Baltimore Sun reporter Arin Gencer gave readers of the December 5 paper a slanted treatment of a move by a Taneytown, Md., city councilman who wants to clarify that his city is not a so-called "sanctuary city" where illegal immigrants can count on local officials actively failing to report immigration violations to the proper federal authorities.
Gencer pitted resolution proponent Paul Chamberlain Jr. against Taneytown's Mayor Jim McCarron, who dismissed the resolution as "mean-spirited" and "a slap in the face to anybody that has ancestors who were immigrants, or is currently an immigrant."
The Sun reporter failed to allow Chamberlain to rebut that allegation, although he quickly moved on to a pundit who dismissed resolutions like Chamberlain's as political posturing, and later to an official from the National Council of La Raza (NCLR), which Gencer simply tagged a "Latino civil rights and advocacy organization."
Of course La Raza has taken stands that many argue help further illegal immigration, such as opposing tougher federal standards for driver's licenses:
NCLR believes that a state-issued driver’s license should be reliable proof of an individual’s identity and proof of authorization to drive a motor vehicle; it should not be tied to an individual’s immigration status.
Also of note in Gencer's story was what was NOT there. Gencer failed to give readers the political affiliations of Councilman Chamberlain and Mayor McCarron, as well as to note that McCarron opposed passage of the city's "English-only" law.
Chamberlain is a Republican, McCarron a politically connected Democrat. The mayor serves as a director of the Carroll County Democratic Club and an appointee to Democratic Governor O'Malley's Commission on Economic Growth, Resource Protection and Planning, according to his official city government bio.
Here's more on McCarron's opposition to the November 2006 passage of Taneytown's English-only resolution.
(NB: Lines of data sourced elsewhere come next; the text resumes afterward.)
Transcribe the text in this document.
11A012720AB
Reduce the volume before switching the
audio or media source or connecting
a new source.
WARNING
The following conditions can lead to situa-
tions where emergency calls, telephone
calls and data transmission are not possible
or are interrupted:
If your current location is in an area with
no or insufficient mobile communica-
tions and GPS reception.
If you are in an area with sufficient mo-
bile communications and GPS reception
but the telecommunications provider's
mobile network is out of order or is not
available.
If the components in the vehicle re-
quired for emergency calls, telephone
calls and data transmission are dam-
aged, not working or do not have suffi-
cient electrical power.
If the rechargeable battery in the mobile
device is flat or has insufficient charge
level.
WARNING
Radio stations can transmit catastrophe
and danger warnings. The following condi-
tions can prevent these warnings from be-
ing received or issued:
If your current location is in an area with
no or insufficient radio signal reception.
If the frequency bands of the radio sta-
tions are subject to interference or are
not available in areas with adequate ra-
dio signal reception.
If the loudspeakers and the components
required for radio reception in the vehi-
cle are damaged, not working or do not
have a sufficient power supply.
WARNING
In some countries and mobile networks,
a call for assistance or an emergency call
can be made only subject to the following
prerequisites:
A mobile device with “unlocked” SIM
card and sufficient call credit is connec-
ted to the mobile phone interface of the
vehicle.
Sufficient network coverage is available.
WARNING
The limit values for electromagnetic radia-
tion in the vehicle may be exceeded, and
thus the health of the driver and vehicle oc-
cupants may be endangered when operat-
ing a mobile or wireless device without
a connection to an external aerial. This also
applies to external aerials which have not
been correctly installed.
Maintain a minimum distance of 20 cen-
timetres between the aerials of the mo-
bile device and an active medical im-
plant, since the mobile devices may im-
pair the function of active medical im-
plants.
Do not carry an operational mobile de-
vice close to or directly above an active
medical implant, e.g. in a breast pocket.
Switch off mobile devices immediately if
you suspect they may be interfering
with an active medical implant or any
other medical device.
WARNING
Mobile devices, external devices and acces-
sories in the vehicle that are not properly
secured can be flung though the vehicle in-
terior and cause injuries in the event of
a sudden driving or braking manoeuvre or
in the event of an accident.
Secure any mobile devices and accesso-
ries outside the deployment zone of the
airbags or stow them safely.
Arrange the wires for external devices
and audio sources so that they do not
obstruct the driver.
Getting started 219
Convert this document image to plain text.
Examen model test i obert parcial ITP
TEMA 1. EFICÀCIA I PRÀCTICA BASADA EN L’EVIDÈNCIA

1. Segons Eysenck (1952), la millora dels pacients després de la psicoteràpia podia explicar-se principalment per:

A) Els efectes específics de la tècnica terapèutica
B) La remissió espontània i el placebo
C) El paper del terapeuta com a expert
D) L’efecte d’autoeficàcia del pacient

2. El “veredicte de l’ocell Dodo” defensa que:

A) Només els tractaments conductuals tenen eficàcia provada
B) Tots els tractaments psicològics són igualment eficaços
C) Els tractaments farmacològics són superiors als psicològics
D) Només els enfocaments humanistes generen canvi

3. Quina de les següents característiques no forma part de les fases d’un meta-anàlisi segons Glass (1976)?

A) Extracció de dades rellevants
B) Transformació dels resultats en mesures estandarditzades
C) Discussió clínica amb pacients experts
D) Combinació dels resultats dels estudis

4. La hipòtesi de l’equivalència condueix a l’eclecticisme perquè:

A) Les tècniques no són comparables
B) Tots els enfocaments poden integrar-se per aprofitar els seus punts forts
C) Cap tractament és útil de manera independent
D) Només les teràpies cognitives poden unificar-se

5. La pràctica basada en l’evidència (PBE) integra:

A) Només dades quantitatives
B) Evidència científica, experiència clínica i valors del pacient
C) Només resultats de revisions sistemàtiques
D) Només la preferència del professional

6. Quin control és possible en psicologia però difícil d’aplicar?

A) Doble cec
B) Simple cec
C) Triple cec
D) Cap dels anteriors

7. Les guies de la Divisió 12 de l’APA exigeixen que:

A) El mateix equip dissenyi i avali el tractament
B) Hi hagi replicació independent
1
McCarron, then a councilman, attacked the provision as "divisive":
Councilman James L. McCarron denounced the measure as unnecessary and divisive, saying in his more than 22 years on the council, no one has come forward with a comment or complaint who didn't speak English.
"I have no problem making English the official language of the state of Maryland or even America, but to make it the official language of Taneytown is simply a non-issue," McCarron said. "It's not a unity resolution. It's a disunity one."